Mark is a member of the western region GRDC Grower Network, and he is also a member of the Soils Constraints – West initiative since it began in 2015, so has been able to tap readily into the latest research in this space.
“We have tried a number of different approaches to ameliorating our soils including reefinating – crushing rocks, cultivating with Swifter discs – to deal with non-wetting soils – and ripping. But none of these have been effective so we are really keen to find a solution,” he says.
“We have a fair proportion of duplex soils, which should be our more productive soils but aren’t because they are prone to waterlogging as well as being acidic in the top 20 centimetres and sodic at depth.”
So as part of a broader $42 million collaborative venture between the Western Australian Department of Primary Industries and Regional Development and GRDC, Dr Gaus Azam’s team is re-engineering the soil profile of a trial area of the Pearces’ property to determine what can be achieved for plant production in this water-limited environment.
The profile has been excavated to 80 centimetres at 10cm increments and the layers separated. Up to 10 different treatments have been tested, with increasing levels of ameliorating power to the various layers, and then they have been replaced.
If we can get crop roots deeper into the profile where we know there is moisture available, as well as potash, it may also potentially reduce our fertiliser use.
Mark has sown the barley variety Spartacus CL (PBR) across the trial plots using his own equipment on tramlines to avoid compacting the plots. Four further years of crop production will be monitored on the site.

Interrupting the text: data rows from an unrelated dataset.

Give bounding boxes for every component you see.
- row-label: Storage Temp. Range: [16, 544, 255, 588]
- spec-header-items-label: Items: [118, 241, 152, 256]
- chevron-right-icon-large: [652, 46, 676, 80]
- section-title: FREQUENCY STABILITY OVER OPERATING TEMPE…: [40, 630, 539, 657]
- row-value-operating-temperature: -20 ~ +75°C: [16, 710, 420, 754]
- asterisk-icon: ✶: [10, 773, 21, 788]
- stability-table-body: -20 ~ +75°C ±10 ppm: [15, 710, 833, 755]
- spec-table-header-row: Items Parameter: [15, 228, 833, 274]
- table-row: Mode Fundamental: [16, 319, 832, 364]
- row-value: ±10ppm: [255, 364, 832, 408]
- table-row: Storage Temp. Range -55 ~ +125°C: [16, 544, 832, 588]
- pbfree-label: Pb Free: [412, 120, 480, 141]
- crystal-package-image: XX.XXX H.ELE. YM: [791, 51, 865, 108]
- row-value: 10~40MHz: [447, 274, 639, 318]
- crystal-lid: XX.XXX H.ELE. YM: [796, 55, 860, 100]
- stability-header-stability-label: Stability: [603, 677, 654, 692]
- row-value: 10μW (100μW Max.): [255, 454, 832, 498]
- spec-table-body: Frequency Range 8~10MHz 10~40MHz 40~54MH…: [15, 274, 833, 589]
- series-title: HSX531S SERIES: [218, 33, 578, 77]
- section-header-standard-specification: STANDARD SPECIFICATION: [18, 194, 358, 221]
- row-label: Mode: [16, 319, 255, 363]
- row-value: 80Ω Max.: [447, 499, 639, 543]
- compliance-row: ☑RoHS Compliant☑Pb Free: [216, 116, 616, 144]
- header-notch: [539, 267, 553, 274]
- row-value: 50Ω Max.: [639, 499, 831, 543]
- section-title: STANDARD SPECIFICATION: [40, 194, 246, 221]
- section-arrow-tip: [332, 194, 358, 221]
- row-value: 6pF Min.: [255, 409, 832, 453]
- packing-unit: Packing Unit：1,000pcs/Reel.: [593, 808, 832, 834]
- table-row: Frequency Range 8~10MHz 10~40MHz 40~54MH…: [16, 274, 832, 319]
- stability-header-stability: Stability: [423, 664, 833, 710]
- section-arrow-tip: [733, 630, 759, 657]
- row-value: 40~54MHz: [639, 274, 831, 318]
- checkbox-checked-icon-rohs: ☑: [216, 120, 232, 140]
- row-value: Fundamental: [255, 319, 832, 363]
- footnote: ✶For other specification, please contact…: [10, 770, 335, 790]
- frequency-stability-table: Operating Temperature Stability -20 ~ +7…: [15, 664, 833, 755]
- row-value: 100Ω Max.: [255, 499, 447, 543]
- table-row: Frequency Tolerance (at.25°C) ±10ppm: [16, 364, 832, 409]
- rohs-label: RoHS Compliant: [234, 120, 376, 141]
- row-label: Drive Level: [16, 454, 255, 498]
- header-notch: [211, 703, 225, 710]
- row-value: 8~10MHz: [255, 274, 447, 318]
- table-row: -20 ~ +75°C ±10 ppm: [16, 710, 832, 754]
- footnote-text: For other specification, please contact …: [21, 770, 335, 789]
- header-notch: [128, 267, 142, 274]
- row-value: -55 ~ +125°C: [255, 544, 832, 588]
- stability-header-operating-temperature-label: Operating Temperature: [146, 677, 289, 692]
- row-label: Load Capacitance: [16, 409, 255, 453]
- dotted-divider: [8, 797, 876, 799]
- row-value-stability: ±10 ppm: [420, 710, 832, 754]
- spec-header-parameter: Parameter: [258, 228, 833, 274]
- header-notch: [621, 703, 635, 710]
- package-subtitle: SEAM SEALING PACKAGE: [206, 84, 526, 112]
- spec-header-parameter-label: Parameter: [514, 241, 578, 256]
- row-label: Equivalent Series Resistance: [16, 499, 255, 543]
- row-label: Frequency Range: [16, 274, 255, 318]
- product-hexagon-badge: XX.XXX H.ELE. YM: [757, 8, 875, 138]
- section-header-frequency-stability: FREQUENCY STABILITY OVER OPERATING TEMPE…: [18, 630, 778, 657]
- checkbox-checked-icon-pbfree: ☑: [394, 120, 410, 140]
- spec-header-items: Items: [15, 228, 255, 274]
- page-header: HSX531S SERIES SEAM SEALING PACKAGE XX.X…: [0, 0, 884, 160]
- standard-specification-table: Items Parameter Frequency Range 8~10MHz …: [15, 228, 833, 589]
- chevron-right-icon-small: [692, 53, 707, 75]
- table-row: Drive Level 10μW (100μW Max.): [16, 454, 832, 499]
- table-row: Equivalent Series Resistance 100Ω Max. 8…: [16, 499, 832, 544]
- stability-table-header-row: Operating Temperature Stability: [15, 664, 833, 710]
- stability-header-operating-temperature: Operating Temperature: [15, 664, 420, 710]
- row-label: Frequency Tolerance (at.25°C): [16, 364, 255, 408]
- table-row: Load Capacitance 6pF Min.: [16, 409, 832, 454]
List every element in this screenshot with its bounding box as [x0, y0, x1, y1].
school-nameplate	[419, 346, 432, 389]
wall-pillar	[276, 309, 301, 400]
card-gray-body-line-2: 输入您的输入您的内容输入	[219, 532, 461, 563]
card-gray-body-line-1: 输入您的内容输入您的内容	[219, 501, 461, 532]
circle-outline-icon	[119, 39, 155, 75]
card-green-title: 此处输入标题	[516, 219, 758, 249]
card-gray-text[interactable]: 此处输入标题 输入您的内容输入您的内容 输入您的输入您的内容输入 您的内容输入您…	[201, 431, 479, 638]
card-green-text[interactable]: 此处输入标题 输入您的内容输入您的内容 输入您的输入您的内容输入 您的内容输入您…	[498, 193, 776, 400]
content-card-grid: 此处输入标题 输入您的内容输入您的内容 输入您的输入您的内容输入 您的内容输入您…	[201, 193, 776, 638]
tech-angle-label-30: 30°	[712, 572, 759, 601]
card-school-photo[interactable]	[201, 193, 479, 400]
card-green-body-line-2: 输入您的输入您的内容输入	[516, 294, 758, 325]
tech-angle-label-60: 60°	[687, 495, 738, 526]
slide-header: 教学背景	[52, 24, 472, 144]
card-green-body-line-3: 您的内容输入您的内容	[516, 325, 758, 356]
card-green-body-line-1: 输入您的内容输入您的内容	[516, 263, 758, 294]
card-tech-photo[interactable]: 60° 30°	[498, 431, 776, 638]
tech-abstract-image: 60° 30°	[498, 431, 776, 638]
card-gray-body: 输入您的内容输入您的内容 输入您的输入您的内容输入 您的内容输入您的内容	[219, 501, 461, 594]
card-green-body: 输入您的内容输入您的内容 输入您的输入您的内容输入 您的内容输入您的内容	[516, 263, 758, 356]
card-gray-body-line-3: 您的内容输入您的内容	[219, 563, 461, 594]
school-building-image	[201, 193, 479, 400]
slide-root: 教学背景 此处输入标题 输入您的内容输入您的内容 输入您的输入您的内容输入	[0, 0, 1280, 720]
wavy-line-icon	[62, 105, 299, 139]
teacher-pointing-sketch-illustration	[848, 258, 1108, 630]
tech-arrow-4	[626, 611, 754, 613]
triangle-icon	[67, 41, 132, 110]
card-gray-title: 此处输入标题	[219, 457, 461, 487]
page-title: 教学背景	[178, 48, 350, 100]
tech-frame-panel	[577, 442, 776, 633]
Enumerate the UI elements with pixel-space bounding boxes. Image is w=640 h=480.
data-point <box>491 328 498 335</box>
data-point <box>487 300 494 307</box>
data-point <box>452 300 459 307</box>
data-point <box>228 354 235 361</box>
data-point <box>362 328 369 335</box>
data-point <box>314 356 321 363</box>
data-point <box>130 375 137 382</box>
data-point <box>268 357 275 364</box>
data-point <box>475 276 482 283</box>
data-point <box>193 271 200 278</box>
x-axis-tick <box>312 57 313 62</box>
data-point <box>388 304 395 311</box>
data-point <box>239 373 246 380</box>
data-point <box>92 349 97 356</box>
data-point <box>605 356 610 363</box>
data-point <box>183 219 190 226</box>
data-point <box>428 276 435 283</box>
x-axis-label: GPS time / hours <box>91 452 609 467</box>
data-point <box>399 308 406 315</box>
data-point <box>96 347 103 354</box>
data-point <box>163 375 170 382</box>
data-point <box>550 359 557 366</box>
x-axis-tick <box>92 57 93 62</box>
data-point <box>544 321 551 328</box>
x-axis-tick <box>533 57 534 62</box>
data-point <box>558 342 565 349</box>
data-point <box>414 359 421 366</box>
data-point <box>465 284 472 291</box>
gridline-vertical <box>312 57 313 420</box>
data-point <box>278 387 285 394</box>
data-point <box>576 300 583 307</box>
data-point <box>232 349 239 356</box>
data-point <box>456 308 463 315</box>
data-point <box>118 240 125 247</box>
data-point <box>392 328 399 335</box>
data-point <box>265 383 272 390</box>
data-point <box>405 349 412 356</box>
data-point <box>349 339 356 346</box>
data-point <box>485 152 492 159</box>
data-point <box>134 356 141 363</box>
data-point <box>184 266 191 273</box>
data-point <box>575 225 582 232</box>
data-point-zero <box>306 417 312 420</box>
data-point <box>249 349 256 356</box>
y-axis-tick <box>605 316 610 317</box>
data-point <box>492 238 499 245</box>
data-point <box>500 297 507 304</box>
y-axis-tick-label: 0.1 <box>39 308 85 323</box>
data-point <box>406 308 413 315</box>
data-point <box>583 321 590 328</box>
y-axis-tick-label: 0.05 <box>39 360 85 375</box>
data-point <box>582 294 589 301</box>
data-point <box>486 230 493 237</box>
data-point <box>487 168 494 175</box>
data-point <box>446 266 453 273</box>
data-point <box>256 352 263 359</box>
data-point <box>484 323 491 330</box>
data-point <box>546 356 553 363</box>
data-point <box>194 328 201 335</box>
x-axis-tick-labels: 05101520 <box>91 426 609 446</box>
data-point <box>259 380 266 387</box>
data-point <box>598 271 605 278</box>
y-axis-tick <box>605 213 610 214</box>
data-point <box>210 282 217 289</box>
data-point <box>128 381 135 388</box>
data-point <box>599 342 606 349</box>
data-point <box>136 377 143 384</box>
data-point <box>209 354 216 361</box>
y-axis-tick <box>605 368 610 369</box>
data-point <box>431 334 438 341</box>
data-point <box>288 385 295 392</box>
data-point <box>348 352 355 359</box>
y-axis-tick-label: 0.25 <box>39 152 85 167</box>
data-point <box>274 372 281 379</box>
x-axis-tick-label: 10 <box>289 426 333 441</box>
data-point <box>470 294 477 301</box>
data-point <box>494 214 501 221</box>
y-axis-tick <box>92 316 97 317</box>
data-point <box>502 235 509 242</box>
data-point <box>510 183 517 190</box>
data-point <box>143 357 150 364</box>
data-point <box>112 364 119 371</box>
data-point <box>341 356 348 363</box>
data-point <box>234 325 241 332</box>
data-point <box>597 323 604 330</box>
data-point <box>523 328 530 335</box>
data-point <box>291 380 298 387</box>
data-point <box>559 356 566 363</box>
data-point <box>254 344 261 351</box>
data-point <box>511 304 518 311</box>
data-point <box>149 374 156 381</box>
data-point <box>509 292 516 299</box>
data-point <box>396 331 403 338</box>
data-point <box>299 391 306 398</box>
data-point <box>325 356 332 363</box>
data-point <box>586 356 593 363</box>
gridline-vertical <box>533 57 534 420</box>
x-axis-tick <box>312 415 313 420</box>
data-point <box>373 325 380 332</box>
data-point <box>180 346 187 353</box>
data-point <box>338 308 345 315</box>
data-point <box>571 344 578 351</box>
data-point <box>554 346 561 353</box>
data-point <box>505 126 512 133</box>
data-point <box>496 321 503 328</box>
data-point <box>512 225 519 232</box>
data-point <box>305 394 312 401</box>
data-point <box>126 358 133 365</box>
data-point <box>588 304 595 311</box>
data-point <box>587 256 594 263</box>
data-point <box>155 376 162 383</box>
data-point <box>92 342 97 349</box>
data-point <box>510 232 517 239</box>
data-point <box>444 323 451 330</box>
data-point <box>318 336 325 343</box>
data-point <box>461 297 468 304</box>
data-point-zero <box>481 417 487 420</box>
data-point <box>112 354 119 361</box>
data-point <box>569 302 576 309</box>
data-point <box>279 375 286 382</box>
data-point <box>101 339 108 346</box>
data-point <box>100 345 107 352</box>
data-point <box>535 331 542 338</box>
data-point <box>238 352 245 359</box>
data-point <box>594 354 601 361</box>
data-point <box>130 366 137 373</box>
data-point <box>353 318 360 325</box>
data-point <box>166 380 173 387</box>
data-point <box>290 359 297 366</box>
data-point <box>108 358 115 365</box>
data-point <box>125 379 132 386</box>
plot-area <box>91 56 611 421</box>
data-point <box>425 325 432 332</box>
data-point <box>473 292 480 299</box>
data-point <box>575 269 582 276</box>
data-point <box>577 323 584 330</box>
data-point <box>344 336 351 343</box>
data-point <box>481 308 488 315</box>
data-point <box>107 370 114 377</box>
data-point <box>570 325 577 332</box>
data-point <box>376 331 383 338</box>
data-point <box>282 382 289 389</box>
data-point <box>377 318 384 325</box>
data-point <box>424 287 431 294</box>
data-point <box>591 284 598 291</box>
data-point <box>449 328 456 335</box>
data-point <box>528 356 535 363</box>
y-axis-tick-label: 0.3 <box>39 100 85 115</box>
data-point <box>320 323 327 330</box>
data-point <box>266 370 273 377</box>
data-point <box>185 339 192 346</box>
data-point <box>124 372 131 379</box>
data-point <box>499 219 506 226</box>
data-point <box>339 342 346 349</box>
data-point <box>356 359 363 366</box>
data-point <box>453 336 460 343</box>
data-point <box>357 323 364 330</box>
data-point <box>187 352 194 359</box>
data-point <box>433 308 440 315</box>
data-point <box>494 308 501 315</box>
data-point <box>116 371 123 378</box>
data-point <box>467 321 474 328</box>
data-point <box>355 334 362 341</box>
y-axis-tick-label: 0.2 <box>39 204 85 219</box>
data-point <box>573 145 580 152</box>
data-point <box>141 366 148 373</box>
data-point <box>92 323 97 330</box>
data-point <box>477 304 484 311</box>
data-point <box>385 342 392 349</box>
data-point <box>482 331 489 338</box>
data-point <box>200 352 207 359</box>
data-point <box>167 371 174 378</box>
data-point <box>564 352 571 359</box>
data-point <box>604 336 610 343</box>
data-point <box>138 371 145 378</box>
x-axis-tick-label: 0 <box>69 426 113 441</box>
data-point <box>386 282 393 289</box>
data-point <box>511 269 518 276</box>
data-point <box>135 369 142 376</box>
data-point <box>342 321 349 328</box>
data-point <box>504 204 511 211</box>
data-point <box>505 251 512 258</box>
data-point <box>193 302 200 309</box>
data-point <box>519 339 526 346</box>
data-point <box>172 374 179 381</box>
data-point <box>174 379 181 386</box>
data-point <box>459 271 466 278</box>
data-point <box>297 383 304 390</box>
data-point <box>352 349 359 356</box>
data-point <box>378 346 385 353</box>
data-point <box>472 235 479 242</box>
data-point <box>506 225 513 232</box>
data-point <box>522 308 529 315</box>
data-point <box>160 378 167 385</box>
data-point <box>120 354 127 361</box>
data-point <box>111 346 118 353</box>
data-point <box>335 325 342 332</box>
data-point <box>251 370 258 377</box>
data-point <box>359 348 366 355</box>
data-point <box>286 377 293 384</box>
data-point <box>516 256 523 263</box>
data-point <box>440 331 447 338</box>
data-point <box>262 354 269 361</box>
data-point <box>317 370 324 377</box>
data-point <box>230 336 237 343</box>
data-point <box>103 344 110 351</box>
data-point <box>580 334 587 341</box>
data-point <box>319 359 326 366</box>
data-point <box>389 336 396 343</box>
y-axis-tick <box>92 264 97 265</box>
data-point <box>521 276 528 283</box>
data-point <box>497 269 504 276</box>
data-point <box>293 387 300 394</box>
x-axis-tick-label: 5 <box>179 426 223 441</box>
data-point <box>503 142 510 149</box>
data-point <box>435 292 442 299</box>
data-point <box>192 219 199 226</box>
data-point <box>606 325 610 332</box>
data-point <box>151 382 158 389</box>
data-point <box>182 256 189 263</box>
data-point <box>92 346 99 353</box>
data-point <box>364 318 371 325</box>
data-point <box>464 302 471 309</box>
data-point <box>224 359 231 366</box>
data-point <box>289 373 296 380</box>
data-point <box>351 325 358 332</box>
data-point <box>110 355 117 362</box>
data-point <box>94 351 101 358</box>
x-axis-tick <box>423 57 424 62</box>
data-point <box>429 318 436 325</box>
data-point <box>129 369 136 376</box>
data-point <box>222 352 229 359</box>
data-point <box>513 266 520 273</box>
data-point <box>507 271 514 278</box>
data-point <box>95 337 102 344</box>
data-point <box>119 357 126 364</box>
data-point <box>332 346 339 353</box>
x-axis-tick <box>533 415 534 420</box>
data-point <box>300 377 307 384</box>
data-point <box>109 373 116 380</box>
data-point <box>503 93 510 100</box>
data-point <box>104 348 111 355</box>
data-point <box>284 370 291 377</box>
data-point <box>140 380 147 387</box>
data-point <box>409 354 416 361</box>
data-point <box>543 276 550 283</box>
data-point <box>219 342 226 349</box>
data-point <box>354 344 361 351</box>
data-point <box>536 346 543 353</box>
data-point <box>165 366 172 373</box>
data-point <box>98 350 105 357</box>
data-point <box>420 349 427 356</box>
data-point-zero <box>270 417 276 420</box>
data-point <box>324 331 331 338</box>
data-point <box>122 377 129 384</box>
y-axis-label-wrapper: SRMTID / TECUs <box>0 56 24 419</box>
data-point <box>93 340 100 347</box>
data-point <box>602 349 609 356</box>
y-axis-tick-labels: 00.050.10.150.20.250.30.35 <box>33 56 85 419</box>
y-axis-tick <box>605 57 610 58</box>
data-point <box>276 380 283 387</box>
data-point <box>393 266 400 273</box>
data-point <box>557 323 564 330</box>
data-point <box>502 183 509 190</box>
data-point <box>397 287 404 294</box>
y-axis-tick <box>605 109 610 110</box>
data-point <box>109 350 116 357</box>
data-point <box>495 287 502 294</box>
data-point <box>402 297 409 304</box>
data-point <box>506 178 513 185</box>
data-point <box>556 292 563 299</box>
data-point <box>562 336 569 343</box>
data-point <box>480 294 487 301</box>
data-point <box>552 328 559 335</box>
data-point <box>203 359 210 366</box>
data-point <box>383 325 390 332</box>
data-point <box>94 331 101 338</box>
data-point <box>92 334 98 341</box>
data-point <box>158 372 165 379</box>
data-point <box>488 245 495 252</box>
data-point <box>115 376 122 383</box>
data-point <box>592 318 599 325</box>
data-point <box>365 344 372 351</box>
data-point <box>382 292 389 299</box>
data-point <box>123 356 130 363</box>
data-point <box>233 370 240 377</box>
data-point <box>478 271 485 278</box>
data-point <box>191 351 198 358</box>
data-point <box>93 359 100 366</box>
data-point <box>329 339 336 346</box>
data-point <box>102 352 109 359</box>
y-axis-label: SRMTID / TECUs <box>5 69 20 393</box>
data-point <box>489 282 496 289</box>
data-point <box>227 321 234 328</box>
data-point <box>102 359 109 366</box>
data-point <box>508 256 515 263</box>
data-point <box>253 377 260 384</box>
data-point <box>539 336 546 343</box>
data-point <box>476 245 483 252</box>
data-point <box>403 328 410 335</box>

“We have had a very good season this year with up to 450 millimetres of rain, so as the surrounding barley became waterlogged, we have seen the treated trial plots flourish,” he says.
“We will be keeping livestock off this trial site to avoid compaction issues, but it will be interesting to monitor whether the soil remains friable or if it begins to settle and compact over the trial period.”
If significant crop productivity benefits can be demonstrated from this radical re-engineering, Mark says he is hopeful that the necessary machinery innovation will follow.